В данной статье предлагаются обобщенные результаты исследования чувства истории и его роли в легитимации власти, которые касаются не столько содержания реактуализируемых исторических образов и конкретных вариантов интерпретации прошлого, сколько логики политического функционирования исторического сознания, его структуры и хронотопических характеристик. Результаты анализа представлений о прошлом, обусловленных как культурными предпосылками, так и спецификой исторической политики, сформулированы в виде девяти характерных для российской культуры особенностей.

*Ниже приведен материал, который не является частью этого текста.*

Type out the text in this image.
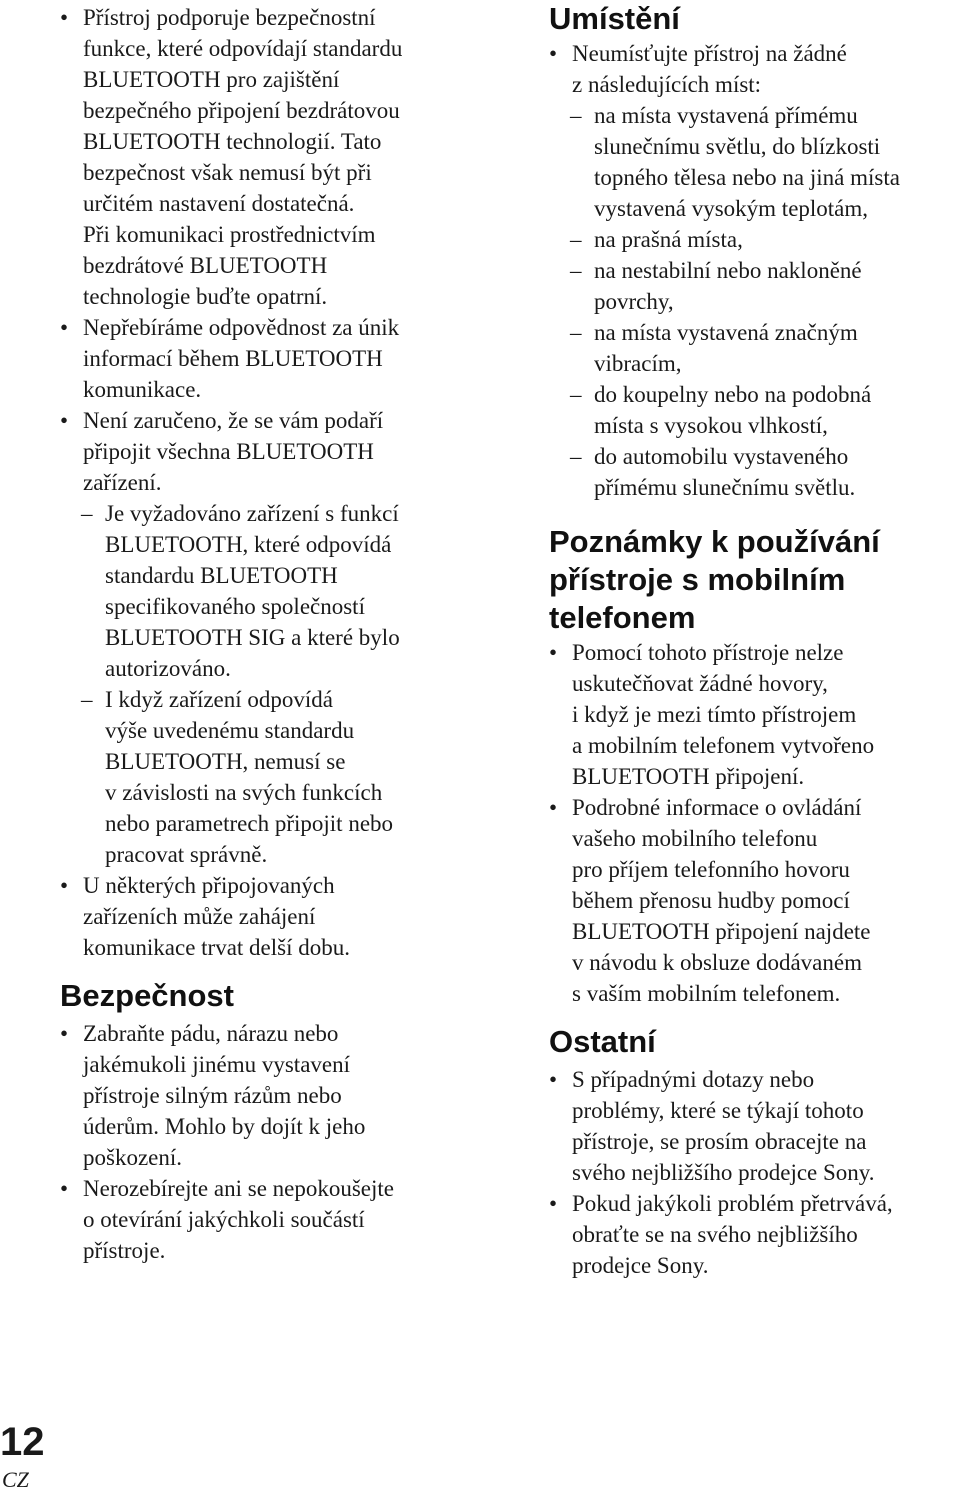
• Přístroj podporuje bezpečnostní
funkce, které odpovídají standardu
BLUETOOTH pro zajištění
bezpečného připojení bezdrátovou
BLUETOOTH technologií. Tato
bezpečnost však nemusí být při
určitém nastavení dostatečná.
Při komunikaci prostřednictvím
bezdrátové BLUETOOTH
technologie buďte opatrní.
• Nepřebíráme odpovědnost za únik
informací během BLUETOOTH
komunikace.
• Není zaručeno, že se vám podaří
připojit všechna BLUETOOTH
zařízení.
– Je vyžadováno zařízení s funkcí
BLUETOOTH, které odpovídá
standardu BLUETOOTH
specifikovaného společností
BLUETOOTH SIG a které bylo
autorizováno.
– I když zařízení odpovídá
výše uvedenému standardu
BLUETOOTH, nemusí se
v závislosti na svých funkcích
nebo parametrech připojit nebo
pracovat správně.
• U některých připojovaných
zařízeních může zahájení
komunikace trvat delší dobu.
Bezpečnost
• Zabraňte pádu, nárazu nebo
jakémukoli jinému vystavení
přístroje silným rázům nebo
úderům. Mohlo by dojít k jeho
poškození.
• Nerozebírejte ani se nepokoušejte
o otevírání jakýchkoli součástí
přístroje.
Umístění
• Neumísťujte přístroj na žádné
z následujících míst:
– na místa vystavená přímému
slunečnímu světlu, do blízkosti
topného tělesa nebo na jiná místa
vystavená vysokým teplotám,
– na prašná místa,
– na nestabilní nebo nakloněné
povrchy,
– na místa vystavená značným
vibracím,
– do koupelny nebo na podobná
místa s vysokou vlhkostí,
– do automobilu vystaveného
přímému slunečnímu světlu.
Poznámky k používání
přístroje s mobilním
telefonem
• Pomocí tohoto přístroje nelze
uskutečňovat žádné hovory,
i když je mezi tímto přístrojem
a mobilním telefonem vytvořeno
BLUETOOTH připojení.
• Podrobné informace o ovládání
vašeho mobilního telefonu
pro příjem telefonního hovoru
během přenosu hudby pomocí
BLUETOOTH připojení najdete
v návodu k obsluze dodávaném
s vaším mobilním telefonem.
Ostatní
• S případnými dotazy nebo
problémy, které se týkají tohoto
přístroje, se prosím obracejte na
svého nejbližšího prodejce Sony.
• Pokud jakýkoli problém přetrvává,
obraťte se na svého nejbližšího
prodejce Sony.
12
CZ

1. Сочетание догматизации истории и исторической «амнезии». Для российской социально-политической мысли на разных этапах ее развития было характерно стремление догматизировать и сакрализо-вать историю. История часто рассматривалась как воплощение предначертанной свыше «судьбы». Характерными, например, являются слова Г. Флоровского: «В русском переживании истории всегда преувеличивается значение безличных, даже бессознательных, каких-то стихийных сил, "органических процессов", "власть земли", точно история совершается, скорее, в
страдательном залоге, более случается, чем творится»1. Эта «судьба» связывалась то с промыслом, то с могущественными законами диалектики, то с иррациональной верой в глубинную уникальность России. Поэтому история часто переставала быть предметом научных споров, воплощаясь в «канонических» текстах, фиксирующих культурную память, не подлежащую вольным толкованиям. В настоящее время власть предпринимает очередные попытки колонизации исторического сознания, предлагая, например, меры по созданию единого учебника истории, криминализации отдельных вариантов интерпретации некоторых исторических тем, определению списка рекомендуемых к просмотру фильмов и т.п. Парадокс, однако, состоит в том, что дог-матизация истории удивительным образом сосуществует с той легкостью, с которой она реинтерпретируется в угоду актуальным политическим интересам. Тезис о непредсказуемости российского прошлого хорошо известен, а массовое историческое сознание характеризуется амнезией даже по отношению к событиям недавнего времени. Об этой устойчивой характеристике писал еще П. Чаадаев: «Наши воспоминания не идут далее вчерашнего дня; мы как бы чужие для себя самих. Мы так удивительно шествуем во времени, что по мере движения вперед пережитое пропадает для нас безвозвратно»2. Эти две характеристики с трудом совместимы в одном феномене, но в данном случае они соединяются. Впрочем, их соединение объяснимо: традиционалисты, стремящиеся вписать актуальную реальность в догматизированную ретроспективу, опираются не на память, а на амнезию, которая позволяет им конструировать «традиции» задним числом.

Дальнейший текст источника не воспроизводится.